Introduction to Microsoft .NET
Let's first take an introductory look at the whole Microsoft .NET initiative. From a speech application developers perspective, Microsoft .NET is an environment for developing, deploying and executing web-based and windows applications as well as XML/SOAP-based web services. The objective of the framework is to really arm the developer with a set of tools and a rich set of class libraries, and a flexibility of working with different programming languages (to suit his expertise level). As speech application developers we are focusing on the application business and presentation logic while leaving the "plumbing" work (e.g. connecting to databases, parsing xml etc. etc.) to the underlying tools and framework.
There are really three major components of Microsoft .NET: Microsoft .NET Framework, Visual Studio.NET and .NET Enterprise Servers. Microsoft .NET Framework itself is composed of a set of components, including:
- .NET Common Language Runtime (CLR) which provides an object and type system common across the .NET compatible languages and is responsible for performing all the ground work/memory allocation, thread/process management, managing security, etc.

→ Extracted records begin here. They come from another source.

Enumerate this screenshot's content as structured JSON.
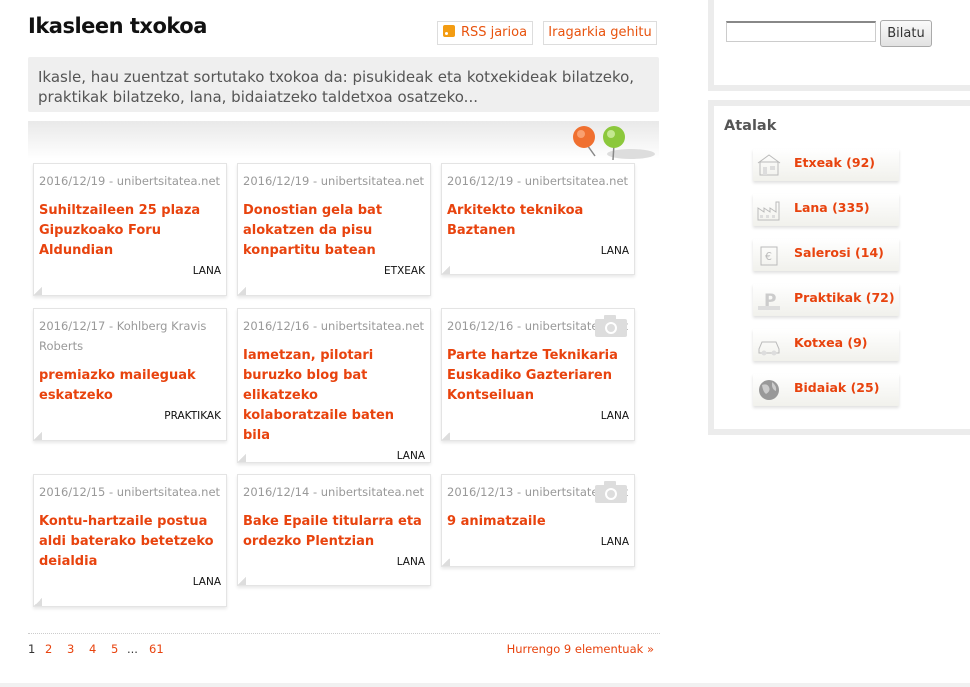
{
  "page": {
    "title": "Ikasleen txokoa",
    "rss_label": "RSS jarioa",
    "add_label": "Iragarkia gehitu",
    "intro": "Ikasle, hau zuentzat sortutako txokoa da: pisukideak eta kotxekideak bilatzeko, praktikak bilatzeko, lana, bidaiatzeko taldetxoa osatzeko..."
  },
  "cards": [
    {
      "meta": "2016/12/19 - unibertsitatea.net",
      "title": "Suhiltzaileen 25 plaza Gipuzkoako Foru Aldundian",
      "category": "LANA",
      "camera": false
    },
    {
      "meta": "2016/12/19 - unibertsitatea.net",
      "title": "Donostian gela bat alokatzen da pisu konpartitu batean",
      "category": "ETXEAK",
      "camera": false
    },
    {
      "meta": "2016/12/19 - unibertsitatea.net",
      "title": "Arkitekto teknikoa Baztanen",
      "category": "LANA",
      "camera": false
    },
    {
      "meta": "2016/12/17 - Kohlberg Kravis Roberts",
      "title": "premiazko maileguak eskatzeko",
      "category": "PRAKTIKAK",
      "camera": false
    },
    {
      "meta": "2016/12/16 - unibertsitatea.net",
      "title": "Iametzan, pilotari buruzko blog bat elikatzeko kolaboratzaile baten bila",
      "category": "LANA",
      "camera": false
    },
    {
      "meta": "2016/12/16 - unibertsitatea.net",
      "title": "Parte hartze Teknikaria Euskadiko Gazteriaren Kontseiluan",
      "category": "LANA",
      "camera": true
    },
    {
      "meta": "2016/12/15 - unibertsitatea.net",
      "title": "Kontu-hartzaile postua aldi baterako betetzeko deialdia",
      "category": "LANA",
      "camera": false
    },
    {
      "meta": "2016/12/14 - unibertsitatea.net",
      "title": "Bake Epaile titularra eta ordezko Plentzian",
      "category": "LANA",
      "camera": false
    },
    {
      "meta": "2016/12/13 - unibertsitatea.net",
      "title": "9 animatzaile",
      "category": "LANA",
      "camera": true
    }
  ],
  "pager": {
    "pages": [
      "1",
      "2",
      "3",
      "4",
      "5",
      "...",
      "61"
    ],
    "current": "1",
    "next_label": "Hurrengo 9 elementuak »"
  },
  "sidebar": {
    "search_value": "",
    "search_button": "Bilatu",
    "categories_title": "Atalak",
    "categories": [
      {
        "label": "Etxeak (92)",
        "icon": "house-icon"
      },
      {
        "label": "Lana (335)",
        "icon": "factory-icon"
      },
      {
        "label": "Salerosi (14)",
        "icon": "price-tag-icon"
      },
      {
        "label": "Praktikak (72)",
        "icon": "letter-p-icon"
      },
      {
        "label": "Kotxea (9)",
        "icon": "car-icon"
      },
      {
        "label": "Bidaiak (25)",
        "icon": "globe-icon"
      }
    ]
  },
  "colors": {
    "accent": "#e8430e",
    "box_border": "#ececec"
  }
}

- .NET Supported Languages: The .NET Frameworks provides developers with the flexibility of using a number of different languages, including the newly developed C# (C++/Java like), C++, Visual Basic.NET and JScript. Apart from these core languages, a number of third party vendors have developed support for a number of additional applications as well.
- .NET Class Libraries., a rich and comprehensive set of classes that provide a lot of pre-built functionality--they are available to all .NET supported programming languages. These include classes built around user interface development, web services, database access, networking, input/output, web application development, XML/XSLT processing, multi-threading, security, etc.

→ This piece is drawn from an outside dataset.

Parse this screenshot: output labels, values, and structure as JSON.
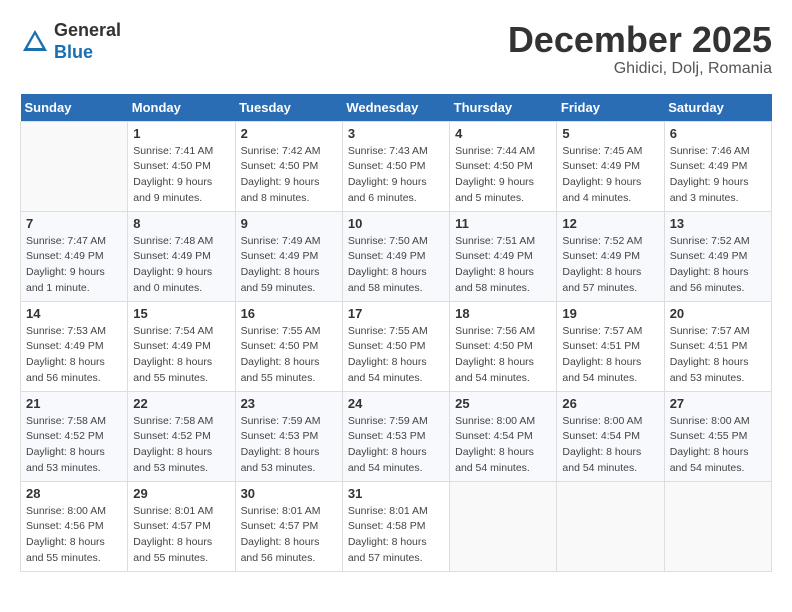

- ASP.NET as the name suggests, it is the next generation of the popular Active Server Pages (ASP) web development environment for creating dynamic web applications. ASP.NET based applications can use any .NET supported languages as a scripting language within a page execution model. ASP.NET has major advances from ASP, including support for web services, server-based web controls and XML-based configuration of web applications.
For years, Microsoft Visual Studio has been the de-facto standard for developing Visual Basic, Visual C++ and ASP based applications. Visual Studio.NET, the next revision of the Visual Studio toolset, builds on its success and supports .NET programming in C#, Visual Basic.NET, Visual C++ and Jscript.NET for web and Windows application development. It provides an integrated development and debugging platform for the development of Windows form-based GUI applications, Windows services, reusable components (or building blocks), web-based applications and web services.
.NET Enterprise Servers including SQL Server, BizTalk Server, Commerce Server, SharePoint Portal Server, Application Center, Content Management Server, Exchange Server, Host Integration Server, Internet Security & Acceleration Server and Mobile Information Server. These provide the basis of pre-built enterprise class applications and services.
.NET Speech SDK
So where does .NET Speech SDK fit in with Microsoft .NET? The beta 2 release of the SDK has three main additions to the .NET framework and toolset.
.NET Speech Add-in for Internet Explorer
This add-in allows IE to be used as a viewer for the applications. Through a parameter in the URL, the application can be tested and used in a voice-only environment (simulating the telephony-based application model) and a multimodal environment (which is really a real world usage of the application).